Позднее, в Италии эпохи Возрождения, некоторые художники, больше других интересующиеся теорией искусства, ставят вопрос о статусе цвета в живописи, а затем – о сравнительных возможностях рисунка и колорита, о способности каждого из них правдиво изображать живых существ и неодушевленные предметы. Во Флоренции, где художники часто занимаются также и архитектурой и где все формы художественного творчества проникнуты философией неоплатонизма, считается, что рисунок точнее, глубже, «правдивее» цвета отображает жизнь. А в Венеции считают иначе. И начинается спор[235]. Он продлится два столетия и будет будоражить умы многих художников и философов сначала в Италии, а потом и во Франции, главным образом в Королевской академии живописи и ваяния, в последней трети XVII века[236].

У противников цвета имеется множество доводов. Рисунок, говорят они, гораздо выше и благороднее цвета, потому что он – создание духа, а цвет – лишь материальная субстанция, продукт красящих веществ. Рисунок – порождение идеи, поэтому он обращается к разуму человека. Цвет же обращается только к чувствам, его цель – не открыть нам истину, а ввести нас в соблазн. Цвет не дает четко различить контуры предметов и определить их форму; тем самым он отвращает людей от истины и добра. Его прелесть обманчива и коварна, по сути это не что иное, как уловка, фальшь, ложь, измена; все эти идеи еще в XII веке выдвинул святой Бернар Клервоский, затем их подхватили идеологи Реформации, и, наконец, в период с 1550-х по 1700-е годы они служат аргументом для тех, кто отстаивает преимущество рисунка перед цветом. К этим старым упрекам теперь добавляется новый: цвет опасен потому, что неуправляем и непостижим: он не поддается никакому обобщению, внятному истолкованию или просто анализу. Цвет – это смутьян, встречи с которым надо избегать всякий раз, когда есть такая возможность[237].
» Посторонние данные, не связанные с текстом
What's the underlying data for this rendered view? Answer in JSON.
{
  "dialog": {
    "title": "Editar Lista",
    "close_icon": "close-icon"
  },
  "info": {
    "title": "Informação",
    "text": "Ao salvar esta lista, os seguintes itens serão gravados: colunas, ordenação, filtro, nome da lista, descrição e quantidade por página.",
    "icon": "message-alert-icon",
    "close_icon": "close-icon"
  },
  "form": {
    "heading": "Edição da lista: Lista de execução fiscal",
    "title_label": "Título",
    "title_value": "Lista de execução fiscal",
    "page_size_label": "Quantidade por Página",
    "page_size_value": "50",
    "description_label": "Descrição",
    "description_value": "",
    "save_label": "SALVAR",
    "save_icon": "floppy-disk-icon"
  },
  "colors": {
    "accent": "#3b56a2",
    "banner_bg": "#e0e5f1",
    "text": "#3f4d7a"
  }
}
У их оппонентов, сторонников колорита, свои доводы: цвет, говорят они, может показать то, что рисунок без его помощи показать не в состоянии; без цвета живопись утратит силу эмоционального воздействия, к тому же глаз попросту перестанет различать на полотне зоны и планы, главные и второстепенные фигуры, а также те элементы композиции, которые подчеркивают другие элементы либо перекликаются с ними. Цвет не только несет в себе чувственность и музыкальность, он еще и выполняет важную классификационную функцию, необходимую для преподавания некоторых научных дисциплин (зоологии, ботаники, картографии, медицины). И все же для большинства художников главное преимущество цвета в другом: только он дает жизнь существам из плоти и крови, без которых живопись теряет смысл, а значит, цвет и есть живопись. Вплоть до конца века Просвещения у этого тезиса будет множество сторонников, а позднее его подхватит Гегель в своих трудах по эстетике[238]. Если и стоит кому-то подражать, то не Леонардо и не Микеланджело, а венецианским мастерам, и в первую очередь Тициану: никто еще не превзошел их в искусстве изображать человеческую плоть[239].
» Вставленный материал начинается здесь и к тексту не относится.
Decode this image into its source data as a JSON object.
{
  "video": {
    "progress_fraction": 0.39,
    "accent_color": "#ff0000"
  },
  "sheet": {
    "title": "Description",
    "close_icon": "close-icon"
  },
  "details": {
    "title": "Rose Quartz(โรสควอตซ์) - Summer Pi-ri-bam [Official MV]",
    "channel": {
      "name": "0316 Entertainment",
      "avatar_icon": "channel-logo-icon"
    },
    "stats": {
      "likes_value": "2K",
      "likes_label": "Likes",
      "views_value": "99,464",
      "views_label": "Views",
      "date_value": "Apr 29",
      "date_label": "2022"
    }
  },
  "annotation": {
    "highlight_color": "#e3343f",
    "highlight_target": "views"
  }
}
В начале XVIII века этот спор завершился полной победой сторонников цвета, а вместе с ними и самого цвета, который уже не считается опасным: теперь наука умеет измерять его, контролировать, воспроизводить по своему усмотрению. Теории Ньютона открывают дорогу другим открытиям, в частности в области книги и гравюры. Так, живущий в Лондоне немецкий гравер французского происхождения Жакоб Кристоф Леблон (1667–1741) разрабатывает в 1720–1725 годах способ печатания гравюр, позволяющий получить полихромное изображение; он последовательно делает оттиски с трех досок, покрытых разными красками – красной, синей и желтой; использование этих трех красок в сочетании с обычной черной дает возможность получить на белом листе бумаги оттиски всех цветов[240]. Это техническое новшество имеет огромное значение: оно не только позволяет гравюре выполнять недоступные ей ранее художественные и научные задачи, но еще и окончательно утверждает новую иерархию цветов, которую живописцы открыли опытным путем много десятилетий назад и которая подготовит почву для будущей теории основных и дополнительных цветов. Теория эта пока еще не сформулирована окончательно[241], но три главных цвета уже определились: красный, синий и желтый.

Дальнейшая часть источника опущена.